Par cette propagande qui devient légendaire pour le Front Patriotique Rwandais  (FPR), les autorités de Kigali veulent entretenir un climat de peur et d'insécurité favorable  à l'oppression des populations intérieures et l'exportation de la guerre  dans les pays limitrophes.

La vérité est que les FAR ont payé un lourd tribut pendant une longue guerre qui les a opposées pendant plus de trois ans, à la coalition des armées  ougandaises, burundaises, éthiopiennes, somaliennes, sud-soudanaises et érythréennes  et que les survivants ont été anéantis subtilement lors des opérations de destruction des camps de réfugiés et de rapatriement forcé.

Sur les dernières 15 années de pouvoir du nouveau régime rwandais, Kigali s'est doté d'outils politiques et juridiques qui, aujourd'hui comme nous allons le voir dans les lignes qui suivent, ont littéralement réduit au néant la menace des militaires de l'ancien régime.

1994 : une intégration déguisée.

Le 17 juillet 1994, le FPR du Général Paul Kagame s'emparait du pouvoir à Kigali après sa victoire militaire sur les FAR.

Pour des motivations diverses, plusieurs officiers de l'Armée défaite s'étaient alors ralliés au vainqueur. Les uns, convaincus du rôle qu'ils avaient joué pendant la guerre en faveur de ce front, l'ont rejoint tout naturellement  pour exploiter son  succès politico-militaire.

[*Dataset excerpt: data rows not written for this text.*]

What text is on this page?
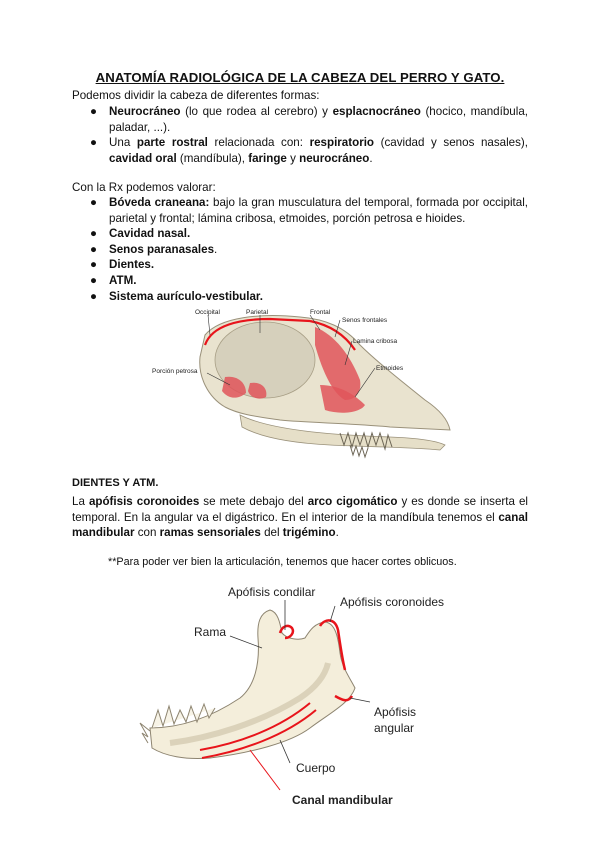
ANATOMÍA RADIOLÓGICA DE LA CABEZA DEL PERRO Y GATO.
Podemos dividir la cabeza de diferentes formas:
● Neurocráneo (lo que rodea al cerebro) y esplacnocráneo (hocico, mandíbula, paladar, ...).
● Una parte rostral relacionada con: respiratorio (cavidad y senos nasales), cavidad oral (mandíbula), faringe y neurocráneo.
Con la Rx podemos valorar:
● Bóveda craneana: bajo la gran musculatura del temporal, formada por occipital, parietal y frontal; lámina cribosa, etmoides, porción petrosa e hioides.
● Cavidad nasal.
● Senos paranasales.
● Dientes.
● ATM.
● Sistema aurículo-vestibular.
Occipital	Parietal	Frontal
Senos frontales
Lamina cribosa
Etmoides
Porción petrosa
DIENTES Y ATM.
La apófisis coronoides se mete debajo del arco cigomático y es donde se inserta el temporal. En la angular va el digástrico. En el interior de la mandíbula tenemos el canal mandibular con ramas sensoriales del trigémino.
**Para poder ver bien la articulación, tenemos que hacer cortes oblicuos.
Apófisis condilar
Apófisis coronoides
Rama
Apófisis
angular
Cuerpo
Canal mandibular
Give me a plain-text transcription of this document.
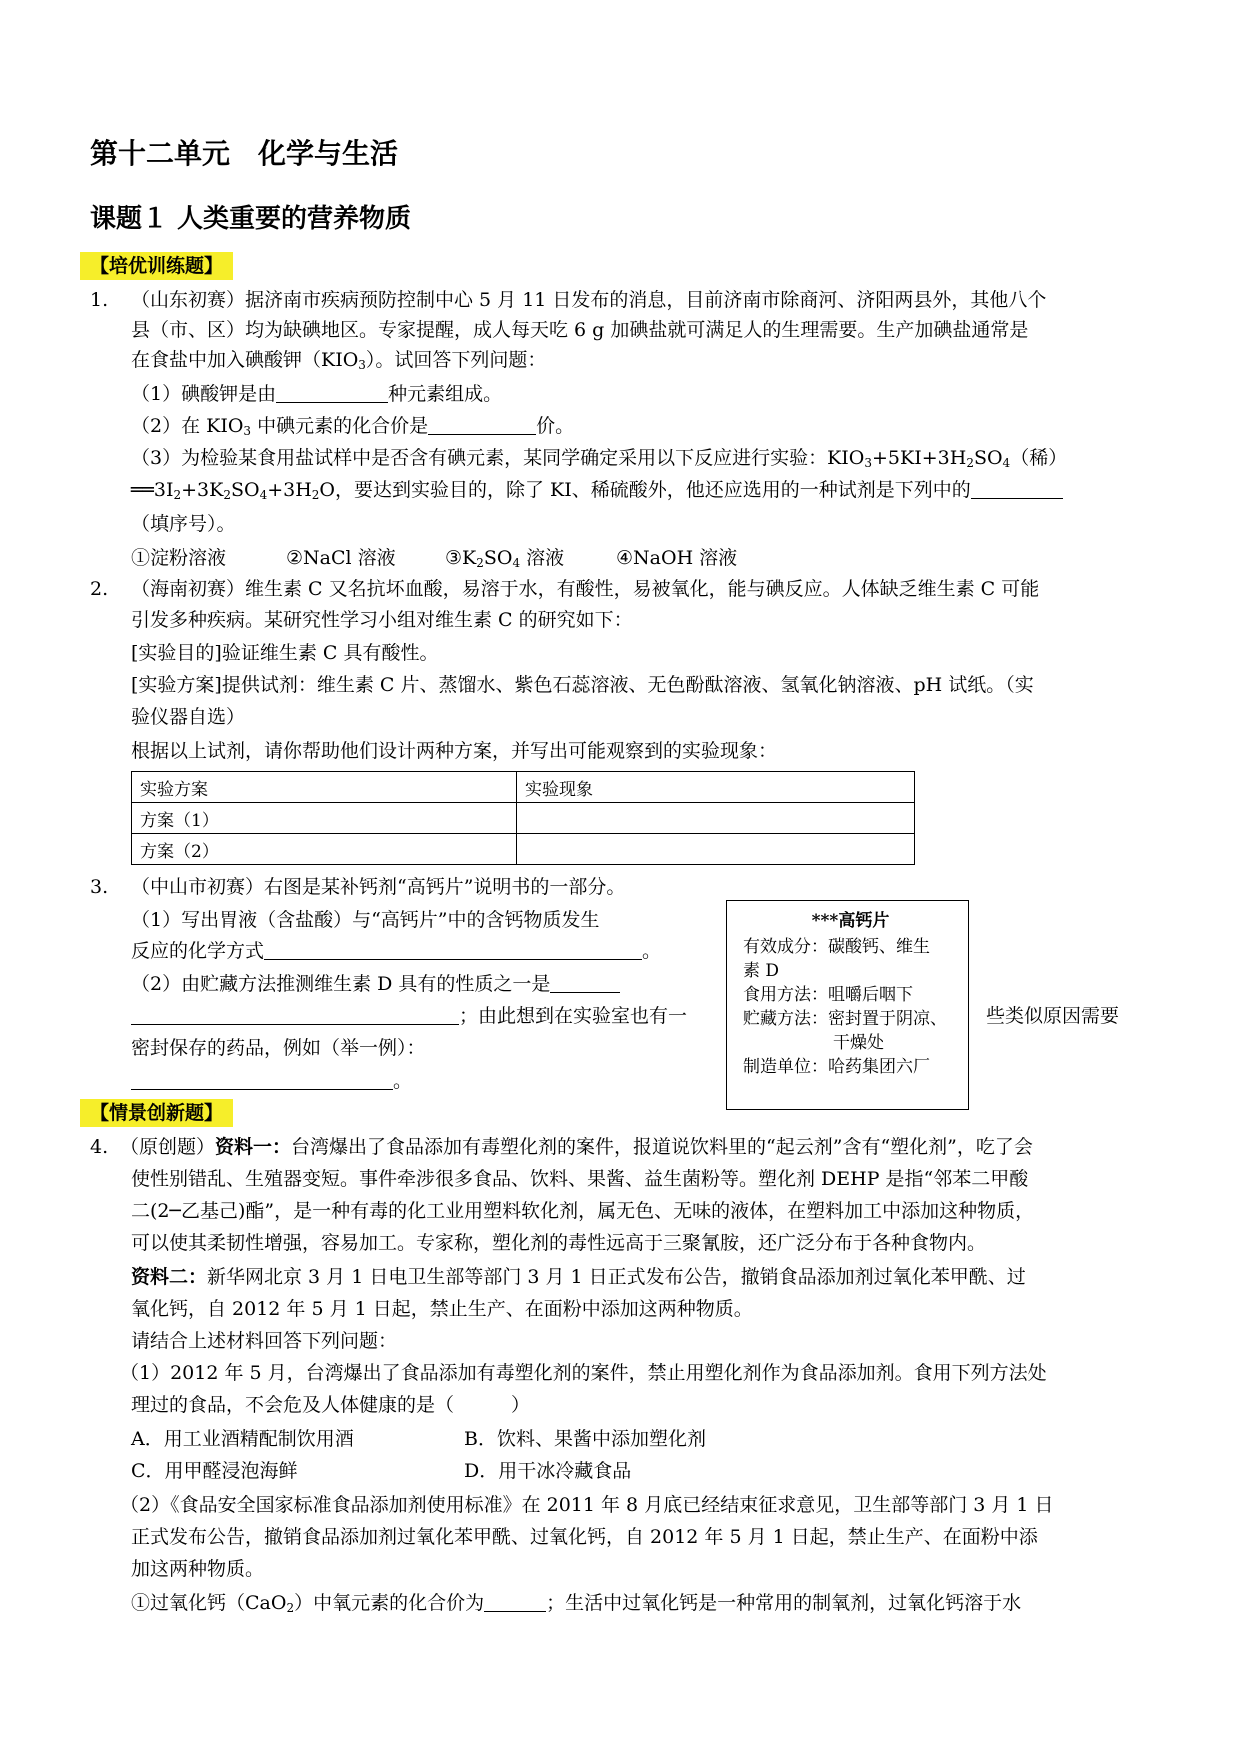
第十二单元　化学与生活
课题１ 人类重要的营养物质
【培优训练题】
1. （山东初赛）据济南市疾病预防控制中心 5 月 11 日发布的消息，目前济南市除商河、济阳两县外，其他八个
县（市、区）均为缺碘地区。专家提醒，成人每天吃 6 g 加碘盐就可满足人的生理需要。生产加碘盐通常是
在食盐中加入碘酸钾$(KIO_3)$。试回答下列问题：
（1）碘酸钾是由	种元素组成。
（2）在 $KIO_3$ 中碘元素的化合价是	价。
（3）为检验某食用盐试样中是否含有碘元素，某同学确定采用以下反应进行实验：$KIO_3+5KI+3H_2SO_4$（稀）
$══3I_2+3K_2SO_4+3H_2O$，要达到实验目的，除了 KI、稀硫酸外，他还应选用的一种试剂是下列中的
（填序号）。
①淀粉溶液	②NaCl 溶液	$③K_2SO_4$ 溶液	④NaOH 溶液
2. （海南初赛）维生素 C 又名抗坏血酸，易溶于水，有酸性，易被氧化，能与碘反应。人体缺乏维生素 C 可能
引发多种疾病。某研究性学习小组对维生素 C 的研究如下：
[实验目的]验证维生素 C 具有酸性。
[实验方案]提供试剂：维生素 C 片、蒸馏水、紫色石蕊溶液、无色酚酞溶液、氢氧化钠溶液、pH 试纸。（实
验仪器自选）
根据以上试剂，请你帮助他们设计两种方案，并写出可能观察到的实验现象：
实验方案	实验现象
方案（1）	
方案（2）	
3. （中山市初赛）右图是某补钙剂“高钙片”说明书的一部分。
（1）写出胃液（含盐酸）与“高钙片”中的含钙物质发生
反应的化学方式	。
（2）由贮藏方法推测维生素 D 具有的性质之一是
；由此想到在实验室也有一	些类似原因需要
密封保存的药品，例如（举一例）：
。
***高钙片
有效成分：碳酸钙、维生
素 D
食用方法：咀嚼后咽下
贮藏方法：密封置于阴凉、
干燥处
制造单位：哈药集团六厂
【情景创新题】
4. （原创题）资料一：台湾爆出了食品添加有毒塑化剂的案件，报道说饮料里的“起云剂”含有“塑化剂”，吃了会
使性别错乱、生殖器变短。事件牵涉很多食品、饮料、果酱、益生菌粉等。塑化剂 DEHP 是指“邻苯二甲酸
二(2─乙基己)酯”，是一种有毒的化工业用塑料软化剂，属无色、无味的液体，在塑料加工中添加这种物质，
可以使其柔韧性增强，容易加工。专家称，塑化剂的毒性远高于三聚氰胺，还广泛分布于各种食物内。
资料二：新华网北京 3 月 1 日电卫生部等部门 3 月 1 日正式发布公告，撤销食品添加剂过氧化苯甲酰、过
氧化钙，自 2012 年 5 月 1 日起，禁止生产、在面粉中添加这两种物质。
请结合上述材料回答下列问题：
（1）2012 年 5 月，台湾爆出了食品添加有毒塑化剂的案件，禁止用塑化剂作为食品添加剂。食用下列方法处
理过的食品，不会危及人体健康的是（　　　）
A．用工业酒精配制饮用酒	B．饮料、果酱中添加塑化剂
C．用甲醛浸泡海鲜	D．用干冰冷藏食品
（2）《食品安全国家标准食品添加剂使用标准》在 2011 年 8 月底已经结束征求意见，卫生部等部门 3 月 1 日
正式发布公告，撤销食品添加剂过氧化苯甲酰、过氧化钙，自 2012 年 5 月 1 日起，禁止生产、在面粉中添
加这两种物质。
①过氧化钙（CaO$_2$）中氧元素的化合价为	；生活中过氧化钙是一种常用的制氧剂，过氧化钙溶于水
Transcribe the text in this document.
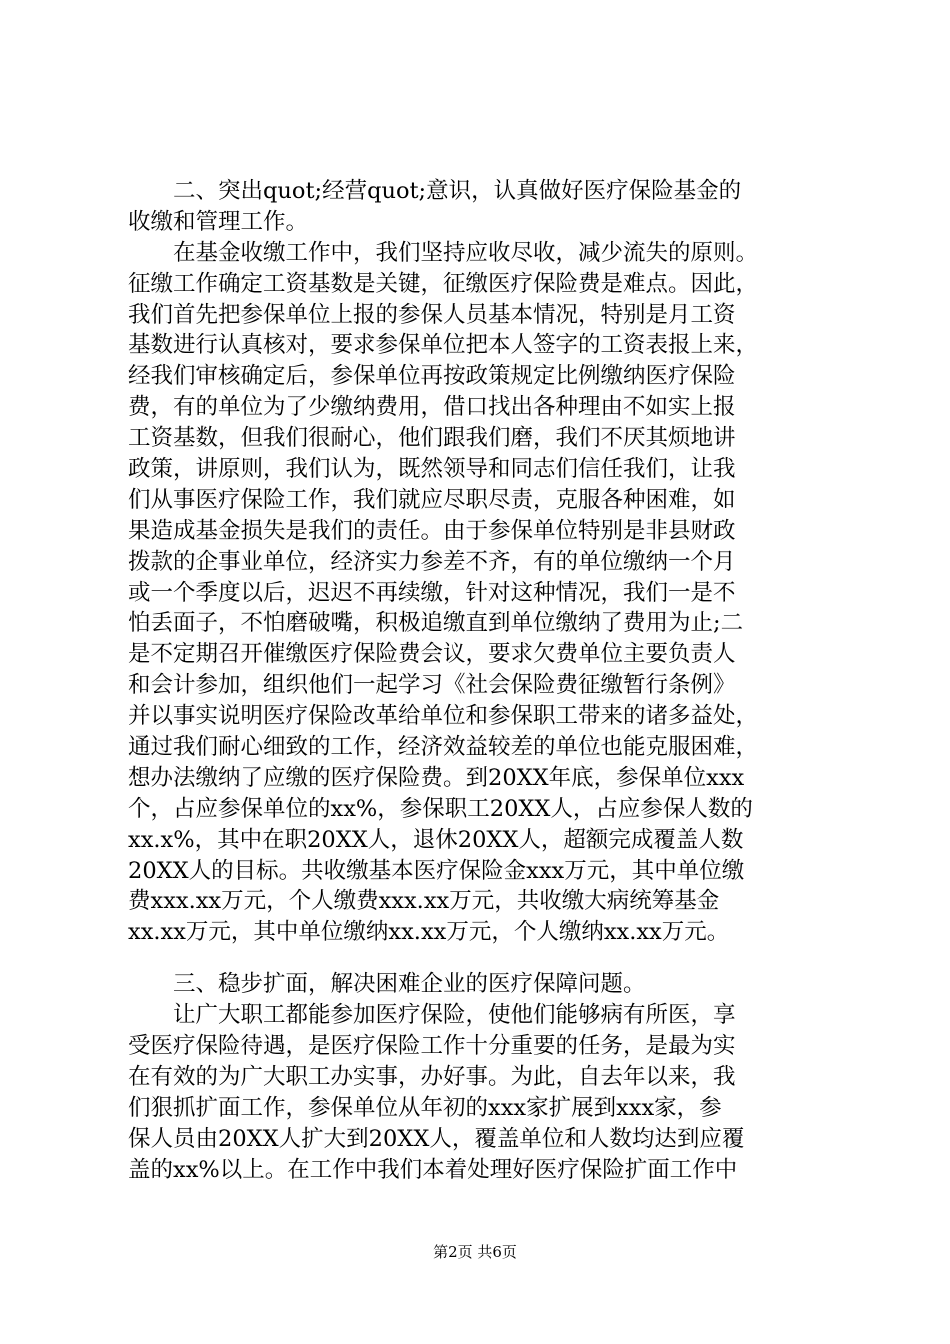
　　二、突出quot;经营quot;意识，认真做好医疗保险基金的
收缴和管理工作。
　　在基金收缴工作中，我们坚持应收尽收，减少流失的原则。
征缴工作确定工资基数是关键，征缴医疗保险费是难点。因此，
我们首先把参保单位上报的参保人员基本情况，特别是月工资
基数进行认真核对，要求参保单位把本人签字的工资表报上来，
经我们审核确定后，参保单位再按政策规定比例缴纳医疗保险
费，有的单位为了少缴纳费用，借口找出各种理由不如实上报
工资基数，但我们很耐心，他们跟我们磨，我们不厌其烦地讲
政策，讲原则，我们认为，既然领导和同志们信任我们，让我
们从事医疗保险工作，我们就应尽职尽责，克服各种困难，如
果造成基金损失是我们的责任。由于参保单位特别是非县财政
拨款的企事业单位，经济实力参差不齐，有的单位缴纳一个月
或一个季度以后，迟迟不再续缴，针对这种情况，我们一是不
怕丢面子，不怕磨破嘴，积极追缴直到单位缴纳了费用为止;二
是不定期召开催缴医疗保险费会议，要求欠费单位主要负责人
和会计参加，组织他们一起学习《社会保险费征缴暂行条例》
并以事实说明医疗保险改革给单位和参保职工带来的诸多益处，
通过我们耐心细致的工作，经济效益较差的单位也能克服困难，
想办法缴纳了应缴的医疗保险费。到20XX年底，参保单位xxx
个，占应参保单位的xx%，参保职工20XX人，占应参保人数的
xx.x%，其中在职20XX人，退休20XX人，超额完成覆盖人数
20XX人的目标。共收缴基本医疗保险金xxx万元，其中单位缴
费xxx.xx万元，个人缴费xxx.xx万元，共收缴大病统筹基金
xx.xx万元，其中单位缴纳xx.xx万元，个人缴纳xx.xx万元。
　　三、稳步扩面，解决困难企业的医疗保障问题。
　　让广大职工都能参加医疗保险，使他们能够病有所医，享
受医疗保险待遇，是医疗保险工作十分重要的任务，是最为实
在有效的为广大职工办实事，办好事。为此，自去年以来，我
们狠抓扩面工作，参保单位从年初的xxx家扩展到xxx家，参
保人员由20XX人扩大到20XX人，覆盖单位和人数均达到应覆
盖的xx%以上。在工作中我们本着处理好医疗保险扩面工作中
第2页 共6页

D'autres, embarqués dans des courants politiques de l'opposition intérieure au régime du Président Juvénal Habyarimana se sont laissés entraîner par des politiciens tout aussi ambitieux que naïfs, qui espéraient avoir droit de partager le pouvoir avec  la hiérarchie militaire du FPR qui l'avait longtemps convoité et qui venait de le ravir dans la douleur.

D'autres enfin, pris au piège de leurs cadres, n'ont pas directement osé, discipline militaire oblige, se dissocier de ceux-là qui pensaient avoir choisi leur nouveau camp, après avoir failli à leur serment et aux engagements pris vis-à-vis de tout le peuple rwandais.

A l'époque, ces ex-FAR ont été intégrés dans l'Armée Patriotique Rwandaise après plusieurs  semaines  d'intoxication idéologique au cours de laquelle ils ont été emmenés à confesser pour des crimes qu'ils n'ont pas nécessairement commis, à porter de faux témoignages contre leurs anciens frères d'arme et à cautionner les affirmations élogieuses selon lesquelles le FPR a mené une lutte juste et libératrice d'un peuple opprimé par les anciens dirigeants.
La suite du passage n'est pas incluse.